ELEGÍA DEL TORO EN LIDIA
¡Oh toro, noble toro acorralado
en un valle de caras, para tu daño juntas,
con un viento de palmas y de gritos!
Un castigo a mansalva te persigue en redondo.
Tú no comprendes nada. Y yo siento vergüenza.
«¿Por qué, por qué estos hombres disfrazados de naipe
que me ciegan con sucias capas rosas,
por qué este muro en círculo y este pozo de cielo?
Yo tengo la fiereza
del viento, las montañas y las aguas,
pero no para esto, sino para el amor;
no quiero desatarla contra algo que no entiendo.»
Remueven tu ira oculta,
clavan en tu montaña sus banderas,
hurgan en el torrente de lava de tu sangre.
A sinrazón te obligan,
a combatir por algo que no entiendes.
Mas ¿qué te pesa, toro, entre las astas
que frena tristemente tus empujes?
La muerte; la barruntas.
Tras de la sinrazón sólo queda la muerte.
Ya estás fuera de ti, loco y extraño,
en un mundo que ignora las leyes de la tierra,
del árbol y la nube.
La muerte acaso es esto.
Ya te has perdido a ti. Y algo se anuncia.
Algo negro y caliente
palpita tras los ojos que te miran.
¿Para qué combatir, si no hay remedio,
si te han cambiado todo, hasta la tierra,
hasta el cielo, la luz y el horizonte?
Por conservar tu nombre solamente
alzas aún tus cuernos...
Es inútil que el diestro finja buscar la muerte
para igualarse un poco a tu nobleza,
porque tú has de morir de todos modos.
Lo sabes; es inútil.
Y desprecias su pecho; yo lo he visto.
¡Si tú quisieras, toro...!
¡Si tuvieras la saña constante, como el hombre...!

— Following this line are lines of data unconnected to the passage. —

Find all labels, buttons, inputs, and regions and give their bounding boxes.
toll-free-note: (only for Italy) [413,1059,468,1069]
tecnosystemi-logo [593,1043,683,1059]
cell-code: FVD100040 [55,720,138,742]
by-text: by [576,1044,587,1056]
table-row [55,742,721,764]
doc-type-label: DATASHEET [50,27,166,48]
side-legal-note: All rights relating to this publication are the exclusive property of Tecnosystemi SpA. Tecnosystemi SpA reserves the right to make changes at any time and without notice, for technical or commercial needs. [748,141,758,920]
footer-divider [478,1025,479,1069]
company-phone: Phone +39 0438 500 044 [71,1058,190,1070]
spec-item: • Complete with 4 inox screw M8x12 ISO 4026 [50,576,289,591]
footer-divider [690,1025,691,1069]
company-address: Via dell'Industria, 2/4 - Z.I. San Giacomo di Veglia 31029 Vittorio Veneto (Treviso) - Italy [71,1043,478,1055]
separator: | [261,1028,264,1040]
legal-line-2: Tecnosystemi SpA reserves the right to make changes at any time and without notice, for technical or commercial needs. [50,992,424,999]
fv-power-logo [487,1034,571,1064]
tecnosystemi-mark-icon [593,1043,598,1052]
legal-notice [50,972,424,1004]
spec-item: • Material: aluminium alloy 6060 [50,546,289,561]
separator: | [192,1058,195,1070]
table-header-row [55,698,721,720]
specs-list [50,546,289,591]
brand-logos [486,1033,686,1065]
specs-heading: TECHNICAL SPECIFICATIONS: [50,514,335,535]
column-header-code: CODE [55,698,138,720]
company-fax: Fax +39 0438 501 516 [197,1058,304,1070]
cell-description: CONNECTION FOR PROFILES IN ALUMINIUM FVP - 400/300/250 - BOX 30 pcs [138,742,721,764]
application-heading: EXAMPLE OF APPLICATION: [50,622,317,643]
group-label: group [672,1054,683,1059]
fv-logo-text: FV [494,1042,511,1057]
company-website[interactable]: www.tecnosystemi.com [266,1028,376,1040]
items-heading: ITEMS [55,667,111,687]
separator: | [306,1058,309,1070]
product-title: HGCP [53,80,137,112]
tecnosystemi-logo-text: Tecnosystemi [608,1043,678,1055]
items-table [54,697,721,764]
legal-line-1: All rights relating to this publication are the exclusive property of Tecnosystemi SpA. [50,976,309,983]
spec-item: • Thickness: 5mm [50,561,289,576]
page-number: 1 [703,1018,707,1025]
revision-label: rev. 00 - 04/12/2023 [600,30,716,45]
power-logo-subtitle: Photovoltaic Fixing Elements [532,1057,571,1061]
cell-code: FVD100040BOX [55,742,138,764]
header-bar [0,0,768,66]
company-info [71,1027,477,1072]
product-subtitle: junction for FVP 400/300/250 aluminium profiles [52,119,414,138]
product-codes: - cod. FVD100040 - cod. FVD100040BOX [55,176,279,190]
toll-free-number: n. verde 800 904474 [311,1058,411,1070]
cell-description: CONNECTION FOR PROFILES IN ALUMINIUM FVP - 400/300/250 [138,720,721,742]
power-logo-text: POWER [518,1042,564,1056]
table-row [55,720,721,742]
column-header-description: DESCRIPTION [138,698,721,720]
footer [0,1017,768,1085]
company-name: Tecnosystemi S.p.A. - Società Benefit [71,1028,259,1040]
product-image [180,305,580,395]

Mas ¿para qué? Tú cumples la magnífica
ley de los vegetales y animales
de no hacer nada en vano, y así mueres.
A traición te han herido, noble toro.
Cuando tú le mirabas de frente, un rayo helado
se te alojó en el pecho de improviso,
lo mismo que un reptil súbito, o que una idea.
¡Que te dejen en paz
morirte de esta muerte que no entiendes!
Pero no; están mirándote...
Querrías esconderte, morir contigo a solas,
humilde ante esta muerte
en serie, prefijada, artificial, humana.
Yo he visto en tus pupilas, detenidas
en su último reflejo,
como un chorro clavada la pregunta: ¿Por qué?
Y te he visto sembrar tu sangre en vano
–como un póstumo esfuerzo, al llevarte al arrastre–
¬en el surco que arabas con el cuerno.
La moneda de nubes acuñada en tus ojos
se lo dirá a los campos y olivares,
y todos llorarán con la más honda
angustia de las cosas: la sinrazón del hombre.
¿Qué habrán sido los hombres en tus ojos?
¿Qué le irás a decir de nosotros a Dios?